Print
Combination of general and local action drugs in treatment of patients with generalized periodontitis on the basis of the pathology of the hepatobilary system
expand article infoAnastasiya Furdychko, Anna Buchkovska, Olga Petryshyn, Volodymyr Hrynovets, Taras Chaban, Ihor Hrynovets, Stefan Harkov§, Ihor Chaban
‡ Danylo Halytsky Lviv National Medical University, Lviv, Ukraine
§ Medical College of Burgas University “Prof. Dr. Asen Zlatarov”, Burgas, Bulgaria
Open Access

Abstract

The pathology of the hepatobiliary system significantly affects the state of the organs of the oral cavity. A clinical and index study of the state of periodontal tissues in 122 patients was conducted, which showed the prevalence of periodontal disease in patients with chronic acalculous cholecystitis. The examined patients were divided into groups depending on the treatment method, and the result was evaluated before treatment, directly after treatment and 6 months following treatment. Antidysbiotic hepatoprotector and 2% thiotriazolin ointment were included in the combination therapy. Studies have shown that patients with hepatobiliary pathology have increased likelihood of periodontal diseases, and after treatment, periodontal indicators and the hygiene index are significantly reduced, especially in the group where the proposed scheme was used, and the long-term results were stable for 6 months.

Keywords

hepatobiliary pathology, hepatoprotector, prebiotic, periodontitis, thiotriazolin

Introduction

An important place in scientific research is held by the study of the development of periodontal diseases and their relationship to diseases of the hepatobiliary system (Shay 2002). Disturbances of the barrier function of the liver plays a decisive role in the pathogenesis of hepatooral syndrome, because opportunistic and pathogenic microorganisms invade the circulatory system with subsequent damage to various organs and systems of the body, including tissues of the oral cavity (Xiaojing et al. 2000; Levitskiy and Demyanenko 2008). Patients with hepatobiliary pathology could have such dental diseases as catarrhal and atrophic gingivitis, periodontitis, xerostomia, glossitis, hyperplasia of enamel and dentin (Levitskiy 2012).

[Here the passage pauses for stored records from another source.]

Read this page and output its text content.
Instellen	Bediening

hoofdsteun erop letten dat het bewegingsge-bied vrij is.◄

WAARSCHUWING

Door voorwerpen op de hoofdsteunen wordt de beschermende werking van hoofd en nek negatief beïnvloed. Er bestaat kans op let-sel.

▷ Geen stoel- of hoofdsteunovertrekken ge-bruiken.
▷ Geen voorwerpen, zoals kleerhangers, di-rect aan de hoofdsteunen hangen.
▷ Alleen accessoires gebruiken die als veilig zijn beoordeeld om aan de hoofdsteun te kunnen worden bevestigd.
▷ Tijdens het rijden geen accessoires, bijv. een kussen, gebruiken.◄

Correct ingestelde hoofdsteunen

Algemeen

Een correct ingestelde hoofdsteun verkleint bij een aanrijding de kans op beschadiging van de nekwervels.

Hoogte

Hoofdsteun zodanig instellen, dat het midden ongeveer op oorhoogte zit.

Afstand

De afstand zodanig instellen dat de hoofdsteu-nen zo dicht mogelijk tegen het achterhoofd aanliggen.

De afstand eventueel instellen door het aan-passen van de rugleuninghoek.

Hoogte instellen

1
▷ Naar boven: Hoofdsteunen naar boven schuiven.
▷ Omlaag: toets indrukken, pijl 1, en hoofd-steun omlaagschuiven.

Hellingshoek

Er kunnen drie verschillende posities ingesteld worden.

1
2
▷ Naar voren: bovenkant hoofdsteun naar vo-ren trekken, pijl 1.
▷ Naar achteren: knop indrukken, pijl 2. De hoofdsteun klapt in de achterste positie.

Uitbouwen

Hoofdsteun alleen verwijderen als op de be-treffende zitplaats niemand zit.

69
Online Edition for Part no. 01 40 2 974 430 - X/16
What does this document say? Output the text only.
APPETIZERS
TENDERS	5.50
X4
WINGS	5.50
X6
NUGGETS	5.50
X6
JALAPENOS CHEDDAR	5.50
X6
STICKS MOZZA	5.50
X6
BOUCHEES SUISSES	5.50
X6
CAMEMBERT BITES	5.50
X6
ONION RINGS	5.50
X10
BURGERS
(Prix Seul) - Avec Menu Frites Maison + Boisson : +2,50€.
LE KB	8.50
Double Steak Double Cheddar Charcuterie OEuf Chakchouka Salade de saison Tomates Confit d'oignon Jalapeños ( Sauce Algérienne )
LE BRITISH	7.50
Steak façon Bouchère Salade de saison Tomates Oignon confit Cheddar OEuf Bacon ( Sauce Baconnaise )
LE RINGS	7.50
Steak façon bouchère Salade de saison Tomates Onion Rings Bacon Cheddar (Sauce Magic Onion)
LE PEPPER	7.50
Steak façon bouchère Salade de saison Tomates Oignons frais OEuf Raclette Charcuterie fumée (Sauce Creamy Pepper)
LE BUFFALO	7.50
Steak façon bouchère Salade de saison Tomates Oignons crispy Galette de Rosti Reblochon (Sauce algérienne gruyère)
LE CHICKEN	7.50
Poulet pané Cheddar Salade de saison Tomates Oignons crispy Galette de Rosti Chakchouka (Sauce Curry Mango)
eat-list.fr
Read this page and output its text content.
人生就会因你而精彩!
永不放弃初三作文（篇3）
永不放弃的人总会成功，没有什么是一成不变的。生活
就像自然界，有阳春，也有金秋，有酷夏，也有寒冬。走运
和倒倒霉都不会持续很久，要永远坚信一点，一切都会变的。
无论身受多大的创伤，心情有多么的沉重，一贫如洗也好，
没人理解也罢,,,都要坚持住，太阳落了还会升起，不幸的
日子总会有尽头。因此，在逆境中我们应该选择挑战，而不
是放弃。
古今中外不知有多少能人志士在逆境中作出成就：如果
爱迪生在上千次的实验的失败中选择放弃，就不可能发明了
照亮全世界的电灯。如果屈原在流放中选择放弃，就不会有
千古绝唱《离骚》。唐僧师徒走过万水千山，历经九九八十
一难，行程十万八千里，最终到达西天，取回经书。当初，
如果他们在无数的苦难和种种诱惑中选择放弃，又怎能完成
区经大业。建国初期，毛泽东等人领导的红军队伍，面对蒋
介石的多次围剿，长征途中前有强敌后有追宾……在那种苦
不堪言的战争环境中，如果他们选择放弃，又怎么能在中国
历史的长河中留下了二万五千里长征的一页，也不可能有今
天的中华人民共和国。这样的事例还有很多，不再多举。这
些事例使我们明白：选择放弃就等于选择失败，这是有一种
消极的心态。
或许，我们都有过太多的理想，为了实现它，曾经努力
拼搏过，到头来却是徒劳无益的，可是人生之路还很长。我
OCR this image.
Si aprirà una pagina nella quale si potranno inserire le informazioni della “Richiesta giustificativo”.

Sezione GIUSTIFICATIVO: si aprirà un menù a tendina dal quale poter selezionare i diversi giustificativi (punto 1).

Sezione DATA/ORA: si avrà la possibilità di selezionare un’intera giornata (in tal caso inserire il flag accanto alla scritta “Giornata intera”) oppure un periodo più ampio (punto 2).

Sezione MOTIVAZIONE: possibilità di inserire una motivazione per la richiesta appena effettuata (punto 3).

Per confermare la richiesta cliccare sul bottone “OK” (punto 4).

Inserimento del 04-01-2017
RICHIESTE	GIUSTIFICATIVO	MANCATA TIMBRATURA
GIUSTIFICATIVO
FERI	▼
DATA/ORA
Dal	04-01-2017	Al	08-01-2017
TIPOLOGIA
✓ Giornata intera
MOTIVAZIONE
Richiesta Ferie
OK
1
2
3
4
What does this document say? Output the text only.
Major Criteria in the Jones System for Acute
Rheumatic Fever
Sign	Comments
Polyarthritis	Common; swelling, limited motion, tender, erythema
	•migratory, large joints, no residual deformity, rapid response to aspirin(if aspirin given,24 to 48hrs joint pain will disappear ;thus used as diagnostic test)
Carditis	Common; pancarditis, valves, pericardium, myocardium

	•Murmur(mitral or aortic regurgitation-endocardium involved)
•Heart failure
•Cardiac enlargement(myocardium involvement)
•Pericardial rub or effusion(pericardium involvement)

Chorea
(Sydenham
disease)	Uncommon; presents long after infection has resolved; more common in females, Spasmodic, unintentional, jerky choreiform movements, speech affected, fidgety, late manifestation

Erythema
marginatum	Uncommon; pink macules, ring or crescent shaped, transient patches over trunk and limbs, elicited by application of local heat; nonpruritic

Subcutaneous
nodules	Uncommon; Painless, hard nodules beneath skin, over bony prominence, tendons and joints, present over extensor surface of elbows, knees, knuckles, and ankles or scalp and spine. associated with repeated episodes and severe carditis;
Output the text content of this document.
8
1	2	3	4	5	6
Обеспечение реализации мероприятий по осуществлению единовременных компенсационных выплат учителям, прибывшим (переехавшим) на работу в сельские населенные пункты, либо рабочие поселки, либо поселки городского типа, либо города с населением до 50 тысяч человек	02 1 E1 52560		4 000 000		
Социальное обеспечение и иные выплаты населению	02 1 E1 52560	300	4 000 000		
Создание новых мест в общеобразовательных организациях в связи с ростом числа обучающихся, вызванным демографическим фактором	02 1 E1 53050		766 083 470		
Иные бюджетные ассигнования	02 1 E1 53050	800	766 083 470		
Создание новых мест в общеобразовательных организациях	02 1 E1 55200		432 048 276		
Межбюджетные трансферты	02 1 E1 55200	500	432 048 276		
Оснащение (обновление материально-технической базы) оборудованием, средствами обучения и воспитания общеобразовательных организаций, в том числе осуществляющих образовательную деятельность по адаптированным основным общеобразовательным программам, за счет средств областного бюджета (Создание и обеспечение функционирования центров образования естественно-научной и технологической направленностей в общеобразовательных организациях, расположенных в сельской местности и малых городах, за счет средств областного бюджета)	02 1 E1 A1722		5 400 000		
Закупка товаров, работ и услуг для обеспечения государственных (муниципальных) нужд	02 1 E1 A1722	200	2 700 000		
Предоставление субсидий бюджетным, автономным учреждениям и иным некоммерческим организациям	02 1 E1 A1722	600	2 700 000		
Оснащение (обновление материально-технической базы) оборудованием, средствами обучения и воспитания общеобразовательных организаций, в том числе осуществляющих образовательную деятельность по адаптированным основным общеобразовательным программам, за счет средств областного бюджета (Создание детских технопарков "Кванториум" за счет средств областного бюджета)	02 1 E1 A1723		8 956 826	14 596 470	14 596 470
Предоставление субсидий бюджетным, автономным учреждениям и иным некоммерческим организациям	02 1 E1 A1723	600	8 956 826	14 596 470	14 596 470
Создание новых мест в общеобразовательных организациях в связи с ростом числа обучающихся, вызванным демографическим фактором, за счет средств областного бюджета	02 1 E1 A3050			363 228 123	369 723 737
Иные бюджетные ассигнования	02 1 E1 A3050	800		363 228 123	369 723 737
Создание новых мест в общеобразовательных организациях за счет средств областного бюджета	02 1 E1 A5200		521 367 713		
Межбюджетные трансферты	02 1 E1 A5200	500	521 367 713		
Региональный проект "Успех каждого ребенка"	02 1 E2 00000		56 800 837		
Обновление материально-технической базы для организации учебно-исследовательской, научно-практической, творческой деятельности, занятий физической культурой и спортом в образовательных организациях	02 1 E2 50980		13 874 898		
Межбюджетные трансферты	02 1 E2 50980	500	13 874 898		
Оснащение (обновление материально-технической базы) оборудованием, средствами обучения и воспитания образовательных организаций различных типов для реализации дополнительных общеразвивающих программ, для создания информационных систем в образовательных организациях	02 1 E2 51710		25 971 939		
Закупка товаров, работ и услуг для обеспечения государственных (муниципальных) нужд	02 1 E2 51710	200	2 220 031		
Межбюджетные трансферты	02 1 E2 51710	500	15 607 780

It has been proven that the functional activity of the hepatobiliary system is negatively affected by intestinal dysbacteriosis (Furdychko et al. 2018), which affects most of the population of Ukraine. Therefore, the use of antidysbiotic agents that eliminate dysbiosis and have hepatoprotective effect are appropriate.

The aim of the present study was to include in the integrated therapy antidysbiotic hepatoprotector “Lekvin” (Levitskiy et al. 2016), and 2% thiotriazolin ointment (Sulym 2010, Sulym et al. 2014; Buchkovska et al. 2011; Mashchenko 2003) as well as to analyze the data of clinical and instrumental studies of the state of periodontal tissues, which included the hygiene index, the index assessment of periodontal tissue pathology and the index of bleeding gums, patients with chronic acalculous cholecystitis.

Experimental part

Materials and methods

A total of 122 patients were screened – 20 apparently healthy persons without periodontal pathologies (12 female and 8 male) that constituted the control group and 102 patients with initial to stage I generalized periodontitis (initial-stage I GP). Patients with periodontal pathology were divided into several groups: 28 patients without somatic diseases (comparison group) and 74 patients with chronic acalculous cholecystitis (CAC). Of these, 38 patients (Group I) received treatment provided by the Protocol on medical care in the field of therapeutic dentistry, and 36 patients, in addition to basic therapy, took “Lekvin” as an antidysbiotic agent and 2% thiotriazolin ointment (group II). 1–2 tablets 2–3 times daily after a meal of antidysbiotic “Lekvin” were prescribed in this group. After antiseptic treatment, 2% thiotriazolin ointment was applied to the gums.

Groups are peer in number; the age of the patients was 25–46 years, of which 64.9% (48/74) were females, and 35.1% (26/47) – males.

Criteria for inclusion were patients with chronic initial-stage I GP with concomitant chronic diseases of the hepatobiliary system, in particular CAC, who had no contraindications to treatment with the proposed methods and drugs that clearly followed the recommendations of the physician and provided informed consent for the study and treatment. Criteria for exclusion were patients with: dentoalveolar deformations and anomalies of dentition, pathological abrasion, orthodontic devices, patients with chronic viral hepatitis, HIV-infection, active tuberculosis, the presence of concomitant diseases of other organs and systems, tumors of any localization, the patient’s refusal of examination and treatment.

Patient examination included history taking, objective examination of the oral cavity: the Green-Vermillion hygiene index (GVI), PMA index (Parma 1960), and papilla bleeding index (PBI) [8] were determined. The state of the hepatobiliary system in patients was assessed by the doctors of the gastroenterology department of the Zolochiv district hospital in the Lviv region. Patients with hepatobiliary pathology received treatment by specialists in this area in accordance with the protocol of treatment. The examination was performed prior to treatment, immediately after treatment and 6 months following treatment.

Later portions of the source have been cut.